Taiwan Watches Ukraine With Concern As U.S. Divided Over Best Response

Taiwan has shared its concern about the tensions in Europe amid Russia's amassing of forces along the Ukrainian border, while the American public appears reluctant to risk military lives on Kyiv's behalf.

In a written statement to Newsweek on Tuesday, Taiwan's Foreign Ministry expressed its "grave concerns about the rising tensions on the Russia-Ukraine border resulting from Russia's buildup of troops east of Ukraine." It was keeping abreast of the latest developments and called on relevant parties to "begin dialogue as soon as possible in order to reduce regional tensions." Taipei expects disputes to be resolved through diplomatic channels, "peacefully and in a manner consistent with international law," said ministry spokesperson Joanne Ou.

With the United States playing an inevitably crucial role in NATO's response to demands by Russian President Vladimir Putin, observers are drawing future parallels with how Washington might react to similar moves on Taiwan by Chinese leader Xi Jinping. Ukraine and Taiwan may represent markedly different U.S. interests in terms of strategic importance and economic interdependence, but it's the question of American credibility that's driving certain sections of the debate.

Some argue that anything short of a full military response would be perceived as weakness in Moscow and therefore in Beijing, too. A U.S. that is reluctant to commit militarily to Ukraine may be seen as unwilling to protect Taiwan if it's threatened by its cross-strait neighbor, a scenario that may result in miscalculation in Beijing.

However, others believe China would like nothing more than for American forces to be bogged down and distracted by a months- or even years-long war of attrition on the European continent. This appears to be the dilemma facing decision makers in Washington as they mull over diplomatic, economic and military responses to Russia's escalation.

Taiwan Compared to Ukraine In Credibility Crisis
Tuo Chiang-class corvettes ROCN Ta Chiang (R) and ROCN Tuo Chiang (L) take part in a naval demonstration on January 7, 2022. Amid ongoing tensions between Ukraine and Russia Taiwan has expressed "grave concern" and called on parties to restore dialogue. military News Agency / Ministry of National Defense, Taiwan

A recent poll by the Trafalgar Group and the Convention of States Action found fewer than one in six Americans were in favor of deploying troops to Ukraine if Russia further invaded the country.
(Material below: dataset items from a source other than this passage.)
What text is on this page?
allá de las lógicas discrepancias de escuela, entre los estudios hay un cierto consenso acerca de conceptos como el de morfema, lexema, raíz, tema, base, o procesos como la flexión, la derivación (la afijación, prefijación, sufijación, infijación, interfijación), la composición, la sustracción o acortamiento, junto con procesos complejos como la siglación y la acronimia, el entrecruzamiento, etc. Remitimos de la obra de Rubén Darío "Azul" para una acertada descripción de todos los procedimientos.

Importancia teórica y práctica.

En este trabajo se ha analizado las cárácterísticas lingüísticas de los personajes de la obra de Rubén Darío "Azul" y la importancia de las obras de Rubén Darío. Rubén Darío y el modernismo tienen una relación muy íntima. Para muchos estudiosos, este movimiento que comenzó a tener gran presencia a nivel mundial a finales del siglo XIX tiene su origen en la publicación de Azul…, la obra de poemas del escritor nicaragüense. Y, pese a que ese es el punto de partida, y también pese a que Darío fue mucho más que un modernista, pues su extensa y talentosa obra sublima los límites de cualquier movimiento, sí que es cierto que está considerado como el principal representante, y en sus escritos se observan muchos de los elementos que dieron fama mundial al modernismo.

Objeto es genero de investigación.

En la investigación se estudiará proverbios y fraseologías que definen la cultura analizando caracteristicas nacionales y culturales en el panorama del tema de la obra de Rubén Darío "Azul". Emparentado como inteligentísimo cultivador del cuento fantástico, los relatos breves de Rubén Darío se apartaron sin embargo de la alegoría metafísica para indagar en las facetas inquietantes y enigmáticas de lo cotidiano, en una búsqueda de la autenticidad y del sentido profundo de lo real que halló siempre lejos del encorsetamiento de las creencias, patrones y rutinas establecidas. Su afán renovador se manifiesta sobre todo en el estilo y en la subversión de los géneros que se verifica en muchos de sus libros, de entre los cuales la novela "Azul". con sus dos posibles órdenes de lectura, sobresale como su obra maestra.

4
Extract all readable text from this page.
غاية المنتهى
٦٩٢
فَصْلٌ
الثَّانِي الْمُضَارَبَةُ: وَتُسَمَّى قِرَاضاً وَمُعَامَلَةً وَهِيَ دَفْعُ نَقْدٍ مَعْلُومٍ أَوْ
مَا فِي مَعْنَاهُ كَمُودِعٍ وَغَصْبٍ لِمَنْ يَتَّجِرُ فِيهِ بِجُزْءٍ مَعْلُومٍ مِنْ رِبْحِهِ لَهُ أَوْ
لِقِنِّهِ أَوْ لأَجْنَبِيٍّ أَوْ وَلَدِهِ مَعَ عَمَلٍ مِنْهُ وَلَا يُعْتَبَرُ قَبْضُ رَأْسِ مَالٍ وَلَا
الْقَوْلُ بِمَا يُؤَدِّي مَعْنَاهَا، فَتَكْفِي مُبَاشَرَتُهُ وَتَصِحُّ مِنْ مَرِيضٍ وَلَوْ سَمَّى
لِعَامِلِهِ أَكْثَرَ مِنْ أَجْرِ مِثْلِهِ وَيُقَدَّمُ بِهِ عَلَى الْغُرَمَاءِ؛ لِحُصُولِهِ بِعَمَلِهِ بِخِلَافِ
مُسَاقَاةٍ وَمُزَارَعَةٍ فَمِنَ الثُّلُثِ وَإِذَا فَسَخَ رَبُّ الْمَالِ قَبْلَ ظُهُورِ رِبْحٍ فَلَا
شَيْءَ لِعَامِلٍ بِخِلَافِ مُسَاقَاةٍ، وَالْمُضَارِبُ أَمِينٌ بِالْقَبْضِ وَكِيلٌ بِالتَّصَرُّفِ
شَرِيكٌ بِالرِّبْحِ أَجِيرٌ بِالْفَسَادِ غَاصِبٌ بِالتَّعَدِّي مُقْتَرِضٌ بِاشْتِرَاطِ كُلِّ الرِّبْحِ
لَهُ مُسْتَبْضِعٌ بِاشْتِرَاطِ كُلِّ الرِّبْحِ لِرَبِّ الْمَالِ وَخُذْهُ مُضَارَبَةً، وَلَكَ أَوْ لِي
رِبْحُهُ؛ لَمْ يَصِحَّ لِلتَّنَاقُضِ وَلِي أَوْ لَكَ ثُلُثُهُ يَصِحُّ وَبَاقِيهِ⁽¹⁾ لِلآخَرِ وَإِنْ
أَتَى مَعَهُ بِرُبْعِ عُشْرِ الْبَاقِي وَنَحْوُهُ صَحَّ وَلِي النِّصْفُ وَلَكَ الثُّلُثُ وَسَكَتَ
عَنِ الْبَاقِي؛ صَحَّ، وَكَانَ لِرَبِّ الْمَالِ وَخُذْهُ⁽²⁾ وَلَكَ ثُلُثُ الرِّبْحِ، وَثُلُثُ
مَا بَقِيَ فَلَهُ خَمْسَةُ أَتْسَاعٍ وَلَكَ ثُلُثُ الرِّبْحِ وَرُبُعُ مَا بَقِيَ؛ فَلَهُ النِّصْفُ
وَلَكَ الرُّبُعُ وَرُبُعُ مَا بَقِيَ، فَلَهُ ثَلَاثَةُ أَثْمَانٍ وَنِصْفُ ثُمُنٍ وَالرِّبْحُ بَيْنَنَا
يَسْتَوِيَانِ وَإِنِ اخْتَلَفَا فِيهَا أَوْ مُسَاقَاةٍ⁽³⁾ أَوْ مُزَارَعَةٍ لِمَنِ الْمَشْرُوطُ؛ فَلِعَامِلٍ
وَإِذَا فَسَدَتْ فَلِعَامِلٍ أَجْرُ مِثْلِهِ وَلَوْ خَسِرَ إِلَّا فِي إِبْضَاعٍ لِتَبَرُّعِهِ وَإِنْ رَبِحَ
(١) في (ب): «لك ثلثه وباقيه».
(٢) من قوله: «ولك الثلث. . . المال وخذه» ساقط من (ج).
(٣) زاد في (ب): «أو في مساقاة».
Only 15.3 percent of respondents preferred U.S. boots on the ground when given the choice alongside options including the provision of supplies and weapons (31.1 percent); diplomatic pressure (30.5 percent); and sending military advisers (23.2 percent).

The same survey asked a simplified version of the question regarding Taiwan and whether the Biden administration should use "U.S. military assets" to defend the island in the event of a Chinese invasion. 58.1 percent answered yes, while 41.9 percent said no, according to the poll of 1,081 likely general election voters between January 12 and 14.

It's difficult to identify the precise rationale behind the public's willingness to commit American forces to one but not the other, but it may relate to how Taiwan's security is viewed as a national interest. The island's strategic significance in the Pacific is well known, but less is said about its economy and industry, including its role in the world's semiconductor supply chain.

According to the Office of the U.S. Trade Representative, Taiwan was America's ninth largest goods trading partner in 2020, responsible for $90.6 billion in two-way trade. In 2019, Ukraine was the 67th largest, with $3.7 billion in two-way trade. A Census Bureau report said Taiwan was the U.S.'s eighth largest goods trading partner for the year until November 2021, accounting for $103 billion—or 2.5 percent—of total trade over the period.

Despite the heightened tensions across the Taiwan Strait in recent years, a China-Taiwan conflict would appear to be among the less urgent flashpoints in 2022, a year of national and personal import for China and Xi. The Beijing 2022 Winter Olympics begin in early February and will be followed by two more sporting events in the summer and autumn. Before the year's end, the Chinese Communist Party will hold its 20th National Congress, where Xi is expected to secure a third term as leader.

On Monday, both China and Russia denied a Bloomberg report that said Beijing had urged Moscow not to invade Ukraine in 2022. The Chinese Foreign Ministry said it was "made up out of thin air," describing it as an attempt to "drive a wedge in China-Russia relations."

Taiwan believes China is unlikely to engage in a military campaign in the near future.